Albert Sands Southworth (1811–1894) operated Southworth & Hawes daguerreotype studio with Josiah Johnson Hawes (1808–1901) from 1843 to 1863.

==Biography==
Southworth was a student of Samuel F.B. Morse, who, in addition to his other more famous pursuits, was an avid daguerreotypist. The partnership's studio, located on the top floor of a Boston building, had enormous skylights to allow in copious amounts of light necessary for relatively "short" exposures of portraits of their subjects. While they worked in formats ranging from the more common locket-sized daguerreotype, up to a stereoscopic image (also gaining in popularity at the time), they specialized in "whole plate" images, an expensive size which measured 6+1/2 × 8+1/2 inch—rather large for a daguerreotype. Lawmaker Daniel Webster, author Harriet Beecher Stowe, and reformer Dorothea Dix were among the duo's more prominent clients, but they also photographed local businessmen, society ladies, and other Boston-area citizens.

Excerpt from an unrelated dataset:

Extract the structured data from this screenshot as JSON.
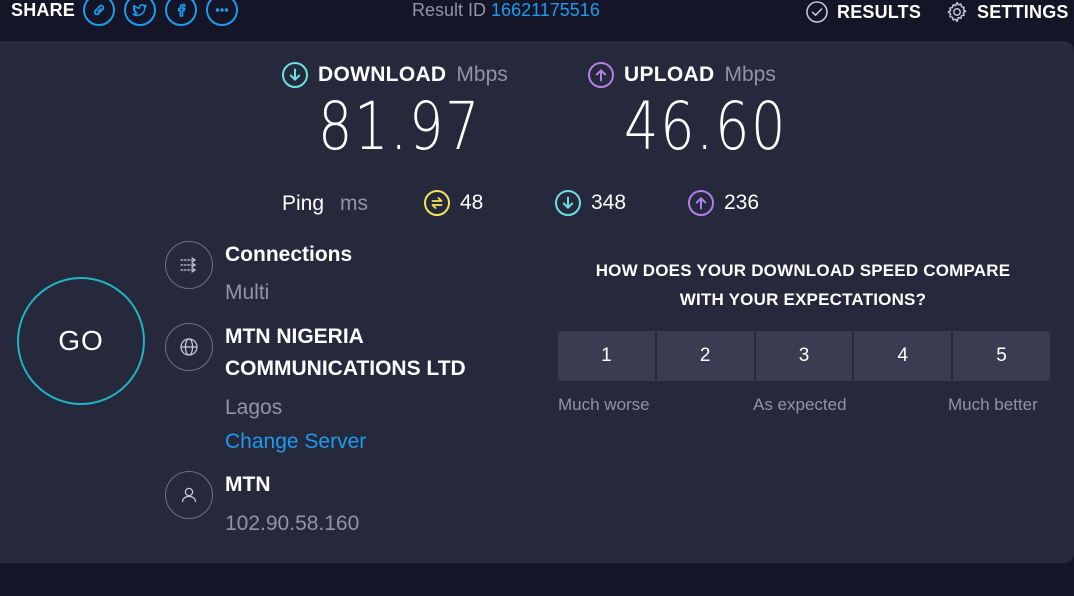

Southworth & Hawes were not alone: Masury & Silsby, and also John Adams Whipple were prominent Boston daguerreotypists. Whipple's and Southworth & Hawes's operations were the largest in Boston, and were outshone in America (after 1853) only by the New York studios of Mathew Brady and M.M. Lawrence.

In what could perhaps be called the ancestor of the View-master, Southworth & Hawes invented a "grand parlor stereoscope", which allowed viewers to be presented with new daguerreotype views with the turn of a crank. Southworth & Hawes had one of these devices in the reception room of their gallery for the entertainment of their customers.

After wet-process plate printing came into vogue, Southworth also invented a device in 1855 that allowed up to eight exposures of the same sitter to be made in just two sequential exposures: by exposing half of a whole plate with a special four-lensed set of tubes, then moving the other half of the plate into place, the other half of the plate was then exposed.